The figure illustrates the main steps deployed in the pipeline procedure for ITSoneDB generation. The software components of the pipeline are implemented in Python programs except the ETL module for database population implemented in Java. In the initial step a collection of Eukaryotis candidate sequences was created by downloading the entire ENA nucleotide release. The collected entries are computed in two different part of the workflow in order to extract or to infer the ITS1 boundaries. On the left side branch, by a pre-compiled dictionary of common ITS1 definition synonymous, the procedure detect and extract ITS1 start and end site from entries feature tables annotations. On the right side branch, ITS1 boundaries are inferred by mapping Hidden Markov Model (HMM) profiles of flanking genes for 18S and 5.8S ribosomal RNA by means of the hmmsearch tool included in HMMER 3.1. The data obtained from the left and the right branch are used to populate the database and entries with both methods informative are merged. Then, a reference entry is defined for each species. At the end, an ETL module combines for each candidate sequence the annotation and the HMM ITS1 boundaries and populates the ITSoneDB by adding further information like species name, taxonomic lineage, ENA description, HMM profile alignments, etc.
Test Case
In order to demonstrate ITSoneDB usability as reference database for ITS1 based metagenomics approaches, we carried out a benchmark test on a real 454 dataset, freely available in the Sequence Read Archive (
SRR174891). The dataset contains 5,160 sequences come from a study of soil of nine T.melanosporum/Q. pubescens truffle-grounds collected in May 2006 in Cahors.

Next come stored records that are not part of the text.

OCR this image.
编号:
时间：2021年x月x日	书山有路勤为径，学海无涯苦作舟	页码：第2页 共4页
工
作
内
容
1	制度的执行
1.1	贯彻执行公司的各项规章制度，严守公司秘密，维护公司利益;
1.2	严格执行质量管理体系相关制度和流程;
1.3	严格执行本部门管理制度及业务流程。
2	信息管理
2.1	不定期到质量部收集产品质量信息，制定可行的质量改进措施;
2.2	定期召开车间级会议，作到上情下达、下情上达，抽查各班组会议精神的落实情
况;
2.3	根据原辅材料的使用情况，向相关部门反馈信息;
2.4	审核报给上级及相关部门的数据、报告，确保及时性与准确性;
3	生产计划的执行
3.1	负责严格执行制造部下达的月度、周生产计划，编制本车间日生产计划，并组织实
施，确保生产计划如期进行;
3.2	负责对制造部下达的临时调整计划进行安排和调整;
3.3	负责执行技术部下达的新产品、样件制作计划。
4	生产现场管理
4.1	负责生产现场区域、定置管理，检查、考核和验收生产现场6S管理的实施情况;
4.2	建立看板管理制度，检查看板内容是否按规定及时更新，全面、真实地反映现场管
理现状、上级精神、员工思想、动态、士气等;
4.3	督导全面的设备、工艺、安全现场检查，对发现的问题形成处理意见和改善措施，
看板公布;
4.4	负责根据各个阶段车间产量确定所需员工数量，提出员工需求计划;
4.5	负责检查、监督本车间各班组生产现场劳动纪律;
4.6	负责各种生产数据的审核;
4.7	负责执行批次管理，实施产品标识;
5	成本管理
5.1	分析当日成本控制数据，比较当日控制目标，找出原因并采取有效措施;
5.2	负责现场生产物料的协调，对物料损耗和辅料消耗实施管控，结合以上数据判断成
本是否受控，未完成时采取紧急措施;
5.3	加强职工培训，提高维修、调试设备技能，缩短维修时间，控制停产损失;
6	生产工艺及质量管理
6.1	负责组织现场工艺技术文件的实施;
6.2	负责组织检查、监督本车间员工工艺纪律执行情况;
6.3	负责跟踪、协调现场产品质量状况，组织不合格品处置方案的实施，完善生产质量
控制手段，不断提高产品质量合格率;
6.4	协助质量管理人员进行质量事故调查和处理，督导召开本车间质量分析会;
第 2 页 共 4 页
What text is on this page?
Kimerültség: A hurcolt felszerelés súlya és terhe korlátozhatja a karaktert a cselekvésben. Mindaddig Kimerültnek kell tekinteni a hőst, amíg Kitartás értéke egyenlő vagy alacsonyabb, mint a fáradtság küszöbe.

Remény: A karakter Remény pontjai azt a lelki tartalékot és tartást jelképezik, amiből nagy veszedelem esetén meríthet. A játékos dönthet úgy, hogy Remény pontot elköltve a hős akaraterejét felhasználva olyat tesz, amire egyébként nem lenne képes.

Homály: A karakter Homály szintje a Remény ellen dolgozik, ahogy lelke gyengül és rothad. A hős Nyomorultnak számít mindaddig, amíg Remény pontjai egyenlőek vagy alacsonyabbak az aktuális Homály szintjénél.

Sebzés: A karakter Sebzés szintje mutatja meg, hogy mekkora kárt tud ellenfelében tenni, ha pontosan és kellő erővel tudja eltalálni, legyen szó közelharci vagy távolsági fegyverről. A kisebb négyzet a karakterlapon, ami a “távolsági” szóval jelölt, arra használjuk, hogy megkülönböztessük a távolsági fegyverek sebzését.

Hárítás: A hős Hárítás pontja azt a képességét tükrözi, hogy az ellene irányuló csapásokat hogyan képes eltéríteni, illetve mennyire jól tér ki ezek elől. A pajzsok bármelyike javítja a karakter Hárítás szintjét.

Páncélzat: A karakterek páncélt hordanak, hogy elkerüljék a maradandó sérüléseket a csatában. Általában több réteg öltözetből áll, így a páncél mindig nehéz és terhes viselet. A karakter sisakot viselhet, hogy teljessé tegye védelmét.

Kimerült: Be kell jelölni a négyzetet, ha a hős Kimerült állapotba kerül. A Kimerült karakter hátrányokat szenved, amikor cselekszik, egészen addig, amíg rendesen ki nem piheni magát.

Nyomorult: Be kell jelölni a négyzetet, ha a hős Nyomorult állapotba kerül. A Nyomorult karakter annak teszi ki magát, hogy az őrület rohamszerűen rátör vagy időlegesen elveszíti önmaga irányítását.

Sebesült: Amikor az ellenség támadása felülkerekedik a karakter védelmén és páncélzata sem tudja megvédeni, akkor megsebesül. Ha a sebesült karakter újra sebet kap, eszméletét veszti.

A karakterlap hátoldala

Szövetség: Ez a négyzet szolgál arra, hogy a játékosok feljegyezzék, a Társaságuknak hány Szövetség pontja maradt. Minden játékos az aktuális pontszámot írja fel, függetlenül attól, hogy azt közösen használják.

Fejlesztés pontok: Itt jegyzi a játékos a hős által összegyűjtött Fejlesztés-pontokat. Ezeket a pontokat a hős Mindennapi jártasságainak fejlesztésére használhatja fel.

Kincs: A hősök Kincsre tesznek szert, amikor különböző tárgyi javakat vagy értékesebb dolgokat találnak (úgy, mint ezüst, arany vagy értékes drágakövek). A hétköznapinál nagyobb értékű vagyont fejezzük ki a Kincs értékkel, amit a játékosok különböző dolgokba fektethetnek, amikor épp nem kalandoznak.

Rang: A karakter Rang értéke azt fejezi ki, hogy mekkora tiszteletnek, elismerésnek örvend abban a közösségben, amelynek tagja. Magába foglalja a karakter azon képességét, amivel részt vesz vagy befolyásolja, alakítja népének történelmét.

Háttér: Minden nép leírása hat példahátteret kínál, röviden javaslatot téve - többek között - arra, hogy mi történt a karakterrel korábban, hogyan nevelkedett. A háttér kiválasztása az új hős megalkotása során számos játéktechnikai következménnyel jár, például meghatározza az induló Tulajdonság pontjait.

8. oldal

This benchmark test aims shows the effectiveness of ITSoneDB as metagenomics reference database compared to the use of another database, such as UNITE (Kõljalg U. et al, 2005).
The test was carried out by mapping the reads on both ITSoneDB and UNITE databases, using blastn, and considering only significant matches, according to the three criteria:
- at least half of the query sequence must be aligned;
- query and subject sequence must share at least 95% of identity;
- consider significant only subject sequences that are taxonomically informative.
Using ITSoneDB we found 3,206 significant matches while using UNITE we found 2,896 significant matches.
These results demonstrate the ITSoneDB effectiveness as metagenomics reference database for the characterization of fungine populations.